Sunday, July 3, 2011

Living, losing

There is another intern, A, in my department at work.  We sit on opposite sides of the office and don't see each other much during the day, but we've been meeting up for lunch or walking to Starbucks together most afternoons.

I'm generally a wimp about making new friends and I hate eating in front of other people - especially new people - but A is actually awesome and we have really hit it off.  She has this dry, smart, sarcastic sense of humor, but she is also really thoughtful and intelligent.

Aside from being entertaining, though, A is super confident.  She is a lesbian and sometimes mentions her girlfriend, which I think makes the other interns a little uncomfortable, but A is totally cool about it.  She is who she is, no apologies, take it or leave it.

BUT...she wants to lose weight.

She was munching on some carrot sticks at lunch and another intern made some comment like, "Oh, you're so healthy!" and A just sort of laughed and said, "Well, I'm trying to lose twenty pounds!"

And I choked.

I have absolutely no idea how to respond in situations like that.  Do I encourage her?  "Good for you!" To me, that seems like I'm saying: Yes, you sure need to lose those twenty pounds!

Do I protest? "Omg no way you're soooo skinny!
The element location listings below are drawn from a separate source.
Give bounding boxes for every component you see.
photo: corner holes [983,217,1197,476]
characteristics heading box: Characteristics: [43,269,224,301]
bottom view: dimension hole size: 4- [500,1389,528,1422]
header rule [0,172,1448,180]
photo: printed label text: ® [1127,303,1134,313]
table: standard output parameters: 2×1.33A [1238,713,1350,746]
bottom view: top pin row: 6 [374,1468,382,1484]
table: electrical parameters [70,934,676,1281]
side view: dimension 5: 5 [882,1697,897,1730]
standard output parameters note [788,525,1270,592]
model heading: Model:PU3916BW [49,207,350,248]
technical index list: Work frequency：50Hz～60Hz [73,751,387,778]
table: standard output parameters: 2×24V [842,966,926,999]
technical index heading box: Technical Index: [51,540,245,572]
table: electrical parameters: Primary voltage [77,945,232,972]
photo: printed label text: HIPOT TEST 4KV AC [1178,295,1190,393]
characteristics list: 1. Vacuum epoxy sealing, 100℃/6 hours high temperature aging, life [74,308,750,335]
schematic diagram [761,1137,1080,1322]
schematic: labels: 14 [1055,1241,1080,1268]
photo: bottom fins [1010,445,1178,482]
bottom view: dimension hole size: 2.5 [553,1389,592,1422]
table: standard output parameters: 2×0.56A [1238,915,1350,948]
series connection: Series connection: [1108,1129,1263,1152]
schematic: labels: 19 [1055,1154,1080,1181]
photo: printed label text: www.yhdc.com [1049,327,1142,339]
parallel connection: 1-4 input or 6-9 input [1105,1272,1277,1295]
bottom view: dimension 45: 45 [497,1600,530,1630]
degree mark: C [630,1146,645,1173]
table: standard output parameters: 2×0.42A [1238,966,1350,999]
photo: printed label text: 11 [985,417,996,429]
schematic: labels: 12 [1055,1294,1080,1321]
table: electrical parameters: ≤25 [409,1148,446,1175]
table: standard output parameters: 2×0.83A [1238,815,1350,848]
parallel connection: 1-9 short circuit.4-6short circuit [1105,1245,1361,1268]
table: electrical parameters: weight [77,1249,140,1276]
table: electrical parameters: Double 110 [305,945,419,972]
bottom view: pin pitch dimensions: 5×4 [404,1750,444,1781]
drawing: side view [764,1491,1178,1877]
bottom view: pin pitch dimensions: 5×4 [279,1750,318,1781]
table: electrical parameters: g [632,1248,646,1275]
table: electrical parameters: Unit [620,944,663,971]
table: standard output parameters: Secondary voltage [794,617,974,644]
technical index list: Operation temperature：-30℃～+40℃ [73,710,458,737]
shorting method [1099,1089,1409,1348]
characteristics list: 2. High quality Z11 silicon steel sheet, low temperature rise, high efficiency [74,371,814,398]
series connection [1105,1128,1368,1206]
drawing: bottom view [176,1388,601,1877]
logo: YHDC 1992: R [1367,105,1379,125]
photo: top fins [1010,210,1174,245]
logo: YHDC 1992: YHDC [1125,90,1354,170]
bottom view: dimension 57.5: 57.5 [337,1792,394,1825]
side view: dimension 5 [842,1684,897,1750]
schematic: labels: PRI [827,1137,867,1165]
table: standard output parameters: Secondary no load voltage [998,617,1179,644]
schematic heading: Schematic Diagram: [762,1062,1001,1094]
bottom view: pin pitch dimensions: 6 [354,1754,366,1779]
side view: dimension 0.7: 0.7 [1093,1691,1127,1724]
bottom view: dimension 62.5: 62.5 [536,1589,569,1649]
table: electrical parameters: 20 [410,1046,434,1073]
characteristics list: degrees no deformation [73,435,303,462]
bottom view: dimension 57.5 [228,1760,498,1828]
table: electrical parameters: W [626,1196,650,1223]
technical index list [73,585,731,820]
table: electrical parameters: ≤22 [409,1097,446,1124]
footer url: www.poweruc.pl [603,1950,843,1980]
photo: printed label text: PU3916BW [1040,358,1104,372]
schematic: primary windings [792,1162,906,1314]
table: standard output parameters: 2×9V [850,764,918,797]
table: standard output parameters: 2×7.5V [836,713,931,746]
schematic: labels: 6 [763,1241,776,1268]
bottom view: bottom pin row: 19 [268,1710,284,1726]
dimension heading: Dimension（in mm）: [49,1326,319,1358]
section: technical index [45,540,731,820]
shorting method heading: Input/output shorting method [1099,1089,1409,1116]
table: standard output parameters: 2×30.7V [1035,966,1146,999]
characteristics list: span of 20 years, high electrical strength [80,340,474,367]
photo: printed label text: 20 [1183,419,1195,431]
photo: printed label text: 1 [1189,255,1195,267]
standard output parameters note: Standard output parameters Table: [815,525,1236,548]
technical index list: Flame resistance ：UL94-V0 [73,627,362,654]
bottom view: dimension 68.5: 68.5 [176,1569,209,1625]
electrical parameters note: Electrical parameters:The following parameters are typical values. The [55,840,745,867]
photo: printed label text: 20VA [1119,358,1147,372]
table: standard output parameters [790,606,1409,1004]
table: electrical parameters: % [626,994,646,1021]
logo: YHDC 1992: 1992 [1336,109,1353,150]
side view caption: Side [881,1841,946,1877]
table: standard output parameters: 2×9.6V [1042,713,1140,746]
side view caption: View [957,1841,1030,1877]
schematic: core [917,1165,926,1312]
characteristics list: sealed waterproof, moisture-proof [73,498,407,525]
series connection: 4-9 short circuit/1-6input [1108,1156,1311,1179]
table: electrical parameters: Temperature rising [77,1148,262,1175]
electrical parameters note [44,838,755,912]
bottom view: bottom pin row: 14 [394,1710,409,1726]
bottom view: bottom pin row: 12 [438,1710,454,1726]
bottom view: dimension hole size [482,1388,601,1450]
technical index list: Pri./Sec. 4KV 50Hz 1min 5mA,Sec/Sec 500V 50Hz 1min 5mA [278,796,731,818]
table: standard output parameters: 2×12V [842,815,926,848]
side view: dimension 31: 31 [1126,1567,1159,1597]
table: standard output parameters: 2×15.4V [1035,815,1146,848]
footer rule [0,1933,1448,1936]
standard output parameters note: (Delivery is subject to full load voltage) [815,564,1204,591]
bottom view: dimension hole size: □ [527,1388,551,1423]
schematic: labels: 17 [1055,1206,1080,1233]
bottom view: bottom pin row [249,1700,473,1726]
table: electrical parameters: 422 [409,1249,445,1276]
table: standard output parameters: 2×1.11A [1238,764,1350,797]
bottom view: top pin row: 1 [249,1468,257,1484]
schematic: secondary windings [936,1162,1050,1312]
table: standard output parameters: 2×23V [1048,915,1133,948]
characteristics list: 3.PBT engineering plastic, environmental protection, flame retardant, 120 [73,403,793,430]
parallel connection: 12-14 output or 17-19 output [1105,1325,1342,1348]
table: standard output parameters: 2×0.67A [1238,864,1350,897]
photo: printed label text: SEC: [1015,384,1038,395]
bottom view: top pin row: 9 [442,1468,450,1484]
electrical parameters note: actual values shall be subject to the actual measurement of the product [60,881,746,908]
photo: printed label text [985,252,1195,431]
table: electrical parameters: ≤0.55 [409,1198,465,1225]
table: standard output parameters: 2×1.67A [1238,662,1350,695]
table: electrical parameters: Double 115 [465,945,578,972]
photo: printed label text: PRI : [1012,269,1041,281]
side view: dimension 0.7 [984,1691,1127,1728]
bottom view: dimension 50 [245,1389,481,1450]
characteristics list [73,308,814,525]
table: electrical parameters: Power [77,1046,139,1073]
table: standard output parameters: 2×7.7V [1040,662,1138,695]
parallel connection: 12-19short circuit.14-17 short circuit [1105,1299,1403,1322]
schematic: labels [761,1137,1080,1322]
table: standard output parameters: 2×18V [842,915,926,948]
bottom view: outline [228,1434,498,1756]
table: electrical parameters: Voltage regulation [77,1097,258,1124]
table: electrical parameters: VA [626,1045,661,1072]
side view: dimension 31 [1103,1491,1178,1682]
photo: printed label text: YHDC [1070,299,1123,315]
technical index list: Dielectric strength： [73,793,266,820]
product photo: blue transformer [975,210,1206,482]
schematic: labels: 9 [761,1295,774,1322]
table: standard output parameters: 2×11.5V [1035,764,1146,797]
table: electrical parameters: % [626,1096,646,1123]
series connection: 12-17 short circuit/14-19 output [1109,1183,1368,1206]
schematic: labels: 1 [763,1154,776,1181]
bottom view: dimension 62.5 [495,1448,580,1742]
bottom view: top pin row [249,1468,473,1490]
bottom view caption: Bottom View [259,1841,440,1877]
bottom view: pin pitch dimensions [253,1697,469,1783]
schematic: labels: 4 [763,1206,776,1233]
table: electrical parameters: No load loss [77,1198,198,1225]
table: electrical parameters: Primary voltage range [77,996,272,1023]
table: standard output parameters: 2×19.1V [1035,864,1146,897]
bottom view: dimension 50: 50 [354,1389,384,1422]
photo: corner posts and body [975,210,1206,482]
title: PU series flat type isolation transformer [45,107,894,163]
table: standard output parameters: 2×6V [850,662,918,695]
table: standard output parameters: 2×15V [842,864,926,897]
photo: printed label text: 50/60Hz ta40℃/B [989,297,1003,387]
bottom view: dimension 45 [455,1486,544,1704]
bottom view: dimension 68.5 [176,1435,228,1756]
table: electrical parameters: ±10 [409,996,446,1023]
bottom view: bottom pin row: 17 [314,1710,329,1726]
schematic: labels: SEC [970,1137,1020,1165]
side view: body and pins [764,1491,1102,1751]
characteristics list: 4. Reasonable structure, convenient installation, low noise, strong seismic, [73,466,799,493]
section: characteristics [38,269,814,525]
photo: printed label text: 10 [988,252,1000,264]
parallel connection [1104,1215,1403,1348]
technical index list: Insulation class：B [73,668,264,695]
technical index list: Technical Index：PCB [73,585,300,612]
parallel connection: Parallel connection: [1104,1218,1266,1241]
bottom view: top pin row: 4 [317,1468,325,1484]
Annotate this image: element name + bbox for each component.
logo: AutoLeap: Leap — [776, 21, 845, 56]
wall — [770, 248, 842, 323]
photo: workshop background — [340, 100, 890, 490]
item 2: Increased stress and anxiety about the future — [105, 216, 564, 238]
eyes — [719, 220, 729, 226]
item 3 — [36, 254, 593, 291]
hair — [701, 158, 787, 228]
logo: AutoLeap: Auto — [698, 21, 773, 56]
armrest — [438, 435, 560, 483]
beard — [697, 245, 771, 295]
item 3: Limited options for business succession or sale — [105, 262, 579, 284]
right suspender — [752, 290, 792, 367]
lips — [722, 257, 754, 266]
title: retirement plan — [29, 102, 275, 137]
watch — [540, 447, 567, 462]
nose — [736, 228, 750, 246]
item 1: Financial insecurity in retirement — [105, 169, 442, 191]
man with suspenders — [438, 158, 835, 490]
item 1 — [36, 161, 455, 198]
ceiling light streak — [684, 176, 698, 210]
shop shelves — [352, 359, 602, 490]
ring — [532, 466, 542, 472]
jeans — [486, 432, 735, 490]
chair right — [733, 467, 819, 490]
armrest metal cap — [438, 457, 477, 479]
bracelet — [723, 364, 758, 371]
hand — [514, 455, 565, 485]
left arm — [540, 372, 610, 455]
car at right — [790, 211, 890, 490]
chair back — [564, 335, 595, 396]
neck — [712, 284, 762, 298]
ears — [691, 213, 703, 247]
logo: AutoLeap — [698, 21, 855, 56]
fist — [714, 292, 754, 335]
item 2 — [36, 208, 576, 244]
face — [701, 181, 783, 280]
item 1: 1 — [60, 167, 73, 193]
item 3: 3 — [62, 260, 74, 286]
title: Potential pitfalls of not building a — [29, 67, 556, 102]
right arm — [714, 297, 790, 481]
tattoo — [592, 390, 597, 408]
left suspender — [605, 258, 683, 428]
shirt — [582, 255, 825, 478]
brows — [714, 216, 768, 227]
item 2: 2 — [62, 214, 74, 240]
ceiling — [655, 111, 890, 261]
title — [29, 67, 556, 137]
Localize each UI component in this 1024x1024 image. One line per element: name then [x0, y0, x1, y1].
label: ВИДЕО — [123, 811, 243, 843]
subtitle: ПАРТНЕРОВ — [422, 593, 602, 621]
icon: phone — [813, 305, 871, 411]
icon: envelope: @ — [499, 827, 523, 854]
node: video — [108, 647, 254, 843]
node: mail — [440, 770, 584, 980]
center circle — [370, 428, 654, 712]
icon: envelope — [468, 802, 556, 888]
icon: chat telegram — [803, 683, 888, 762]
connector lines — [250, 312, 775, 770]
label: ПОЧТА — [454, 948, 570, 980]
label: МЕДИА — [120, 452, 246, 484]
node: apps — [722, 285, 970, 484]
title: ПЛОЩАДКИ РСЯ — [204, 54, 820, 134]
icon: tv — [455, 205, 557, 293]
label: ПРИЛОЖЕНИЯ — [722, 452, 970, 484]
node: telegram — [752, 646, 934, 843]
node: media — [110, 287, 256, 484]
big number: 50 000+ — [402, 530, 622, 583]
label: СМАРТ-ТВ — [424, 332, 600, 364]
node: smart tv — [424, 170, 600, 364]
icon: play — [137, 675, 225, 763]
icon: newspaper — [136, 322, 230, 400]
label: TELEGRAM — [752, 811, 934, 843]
You don't need to lose any weight! Hugz!" Fake.

(For the record, A is not overweight.  Not thin, but definitely not fat.  Maybe a tad over "average," but she looks just fine to me.)

So to hear her say that she wanted to lose weight depressed me.  I see her as someone full of life and confidence; someone who clearly has a lot to offer the world.  But what if she secretly hates herself?

The possibility didn't make me feel any more bonded to her in some sisterhood of body-image blues.  It made me feel lonely.  And sad.

So I was sitting there stuttering, trying to decide how to answer, when A frowned.  "Oh wait, I just realized I said twenty pounds.  I meant ten."  She laughed.  "If I lost twenty pounds I would be a skeleton."

For some reason, that made me feel so much better.  A doesn't want to "Lose Weight" and reach some vague goal of being skinnier.  She wants to eat her turkey and cheese sandwich, veggies, fruit salad, and pretzels; go biking after work; and live more healthfully because she is young and if not now, then when?

(Does she need to lose ten pounds?  I honestly can't say just by looking at her, and I've only known her for a few weeks.  So, maybe she does and maybe she doesn't.  Not my call.)

Regardless, she seems to have a really healthy approach to it, which both impresses and baffles me. See, I wouldn't be able to say "I want to lose X pounds" and stop there.  Throughout my eating disorder, I've never had a specific goal weight in mind.  In fact, I was never really trying to lose weight - just terrified that I was going to Get Fat.  I would restrict, lose a little, freak out about gaining it back, restrict more, lose more, etc.  Fear, anxiety, nightmares of fatness.  Health was never part of the equation.

Will A be satisfied after losing ten pounds?  I hope so, if she actually does have ten pounds to lose.   I hope she feels awesome by becoming healthier - NOT by becoming some lesser version of who she was before.